We also had good views of a Ring Ouzel on the top of the conifers as seen across from the platform, and three different male Bramblings, a Willow Warbler, male and female Siskins, male and female Redpolls, Goldfinches, Chaffinches, Coal, Blue and Great Tits, and at least six feisty cock Pheasants at the feeders.

Saturday, 22 March 2014

Another to do list

If you regularly come here to read my blog I can only apologise for the lack of recent updates.  I've still been birding and taking photographs as usual, but I haven't been finding the time to update this blog, mainly due to work and other voluntary commitments and the volume of photographs I have to look through before deciding which ones to work on.

With this in mind I'd like to point you to my Flickr site (www.flickr.com/geekteacher) which is updated slightly more often than this blog and a Facebook group I have set up on behalf of Leigh Ornithological Society (www.facebook.com/groups/leighos). You will find some of my latest photos and comments on both these groups.

That said, I fully intend to update this blog in the near future and keep it updated as best I can.  Some of the reports that I will be writing include the following:

  • Short-eared owls in Sefton, Merseyside
  • A short trip to Dumfries and Galloway with Whooper Swans, Barnacle Geese, Great Northern Divers, Purple Sandpipers, Oystercatchers, Yellowhammers, Red Kites and a host of others
  • A Kittiwake on the Bridgewater Canal in Leigh
  • Dippers and a very close Great Crested Grebe at Yarrow Valley Country Park
  • Black Grouse lekking at World's End, Llangollen
  • Skylarks at Kinmel Bay and a Red-breasted Merganser and Stonechats at Gronant Beach

And possibly some more.  I do hope you will return to read some of my reports with photos of the birds I've seen so far in 2014.

Thursday, 20 February 2014

Red Kite at Bellymack Hill Farm

Red Kite 1 by GeekTeacher (aka Martyn Jones)
Red Kite at Bellymack Hill Farm Feeding Station in Dumfries and Galloway, Scotland
I've just got back from a few days birding in Dumfries and Galloway, Scotland.  Here's one of the first photos I've processed - I've only got a few thousand more to look through!
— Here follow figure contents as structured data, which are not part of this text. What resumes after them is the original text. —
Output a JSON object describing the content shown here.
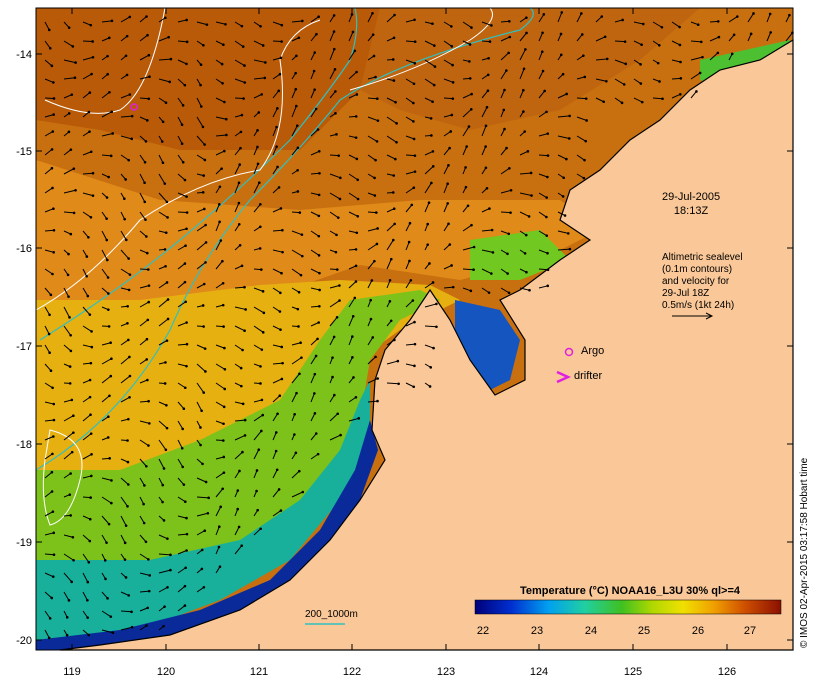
{
  "map": {
    "lat_ticks": [
      "-14",
      "-15",
      "-16",
      "-17",
      "-18",
      "-19",
      "-20"
    ],
    "lon_ticks": [
      "119",
      "120",
      "121",
      "122",
      "123",
      "124",
      "125",
      "126"
    ]
  },
  "annotation": {
    "date": "29-Jul-2005",
    "time": "18:13Z",
    "info_lines": [
      "Altimetric sealevel",
      "(0.1m contours)",
      "and velocity for",
      "29-Jul 18Z",
      "0.5m/s (1kt 24h)"
    ]
  },
  "legend": {
    "argo": "Argo",
    "drifter": "drifter",
    "isobath": "200_1000m",
    "colorbar_title": "Temperature (°C) NOAA16_L3U 30% ql>=4",
    "colorbar_ticks": [
      "22",
      "23",
      "24",
      "25",
      "26",
      "27"
    ]
  },
  "credit": "© IMOS 02-Apr-2015 03:17:58 Hobart time",
  "colors": {
    "land": "#fac898",
    "warm": "#c8640a",
    "mid": "#e8a020",
    "cool": "#22aa33",
    "cold": "#0a2a9a",
    "argo": "#e020e0",
    "isobath": "#30c0c0"
  }
}
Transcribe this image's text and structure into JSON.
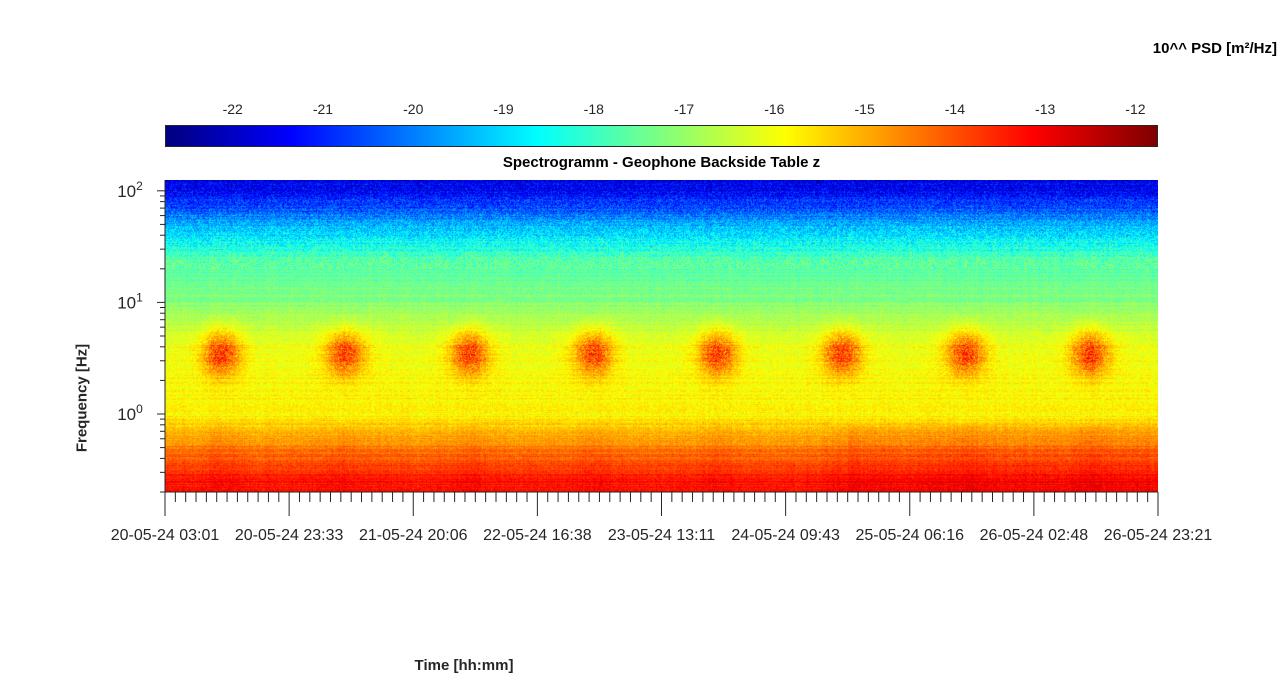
{
  "colorbar": {
    "title": "10^^ PSD [m²/Hz]",
    "ticks": [
      "-22",
      "-21",
      "-20",
      "-19",
      "-18",
      "-17",
      "-16",
      "-15",
      "-14",
      "-13",
      "-12"
    ],
    "tick_values": [
      -22,
      -21,
      -20,
      -19,
      -18,
      -17,
      -16,
      -15,
      -14,
      -13,
      -12
    ],
    "range": [
      -22.75,
      -11.75
    ],
    "colormap": "jet"
  },
  "chart_data": {
    "type": "heatmap",
    "title": "Spectrogramm - Geophone Backside Table z",
    "xlabel": "Time [hh:mm]",
    "ylabel": "Frequency [Hz]",
    "y_scale": "log",
    "ylim": [
      0.2,
      125
    ],
    "yticks": [
      {
        "value": 1,
        "label_base": "10",
        "label_exp": "0"
      },
      {
        "value": 10,
        "label_base": "10",
        "label_exp": "1"
      },
      {
        "value": 100,
        "label_base": "10",
        "label_exp": "2"
      }
    ],
    "x_tick_labels": [
      "20-05-24  03:01",
      "20-05-24  23:33",
      "21-05-24  20:06",
      "22-05-24  16:38",
      "23-05-24  13:11",
      "24-05-24  09:43",
      "25-05-24  06:16",
      "26-05-24  02:48",
      "26-05-24  23:21"
    ],
    "approx_log10_psd_by_frequency": [
      {
        "frequency_hz": 100,
        "value": -21.5
      },
      {
        "frequency_hz": 50,
        "value": -19.5
      },
      {
        "frequency_hz": 25,
        "value": -17.8
      },
      {
        "frequency_hz": 10,
        "value": -17.2
      },
      {
        "frequency_hz": 4,
        "value": -16.0
      },
      {
        "frequency_hz": 1,
        "value": -15.8
      },
      {
        "frequency_hz": 0.5,
        "value": -14.5
      },
      {
        "frequency_hz": 0.25,
        "value": -13.3
      }
    ],
    "activity_bursts_hz_range": [
      2,
      6
    ],
    "activity_burst_peak_value": -13.5,
    "grid": false,
    "legend": "colorbar top"
  }
}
This photo was sent to my blog from my Flickr album - Red Kite 1, a photo by GeekTeacher (aka Martyn Jones).

Sunday, 5 January 2014

Another Glossy Ibis turns up locally

After the spectacular displays given by the long-staying Horwich birds, it was quite a surprise to find that another Glossy Ibis had turned up even more locally to me in Pennington Hall, Hindley.  The weather conditions were poor and got worse, so the photos aren't that great, but it's a nice local record for me.

Whilst I was there I was approached by a couple of the locals who were very friendly and interested in what all the fuss had been about over the last week or so.  When I explained they seemed to go away happy.  Another couple of birders also turned up in the next hour.

On returning to my car I found that my battery was flat due to having left the lights on and not running it much over Christmas. This wasn't entirely without surprise as recently I'd been having an ongoing intermittent battery drain problem, but I had thought it had cured itself - unfortunately not it seems. To add insult to injury, my phone was also flat and I couldn't charge it from the car!

So this now prompted a saga of asking a passersby for jump leads and ended up with me going into the local farm to ask for help.  A very nice lady took some time to find some leads for me and another kind young lady then moved her car and gave me the jump start I needed.  During the process I had got completely soaked from the ever-increasing rainfall.

With the engine running, I  quickly thanked everyone who had helped me and set off for home in the hope I wouldn't stall on the way.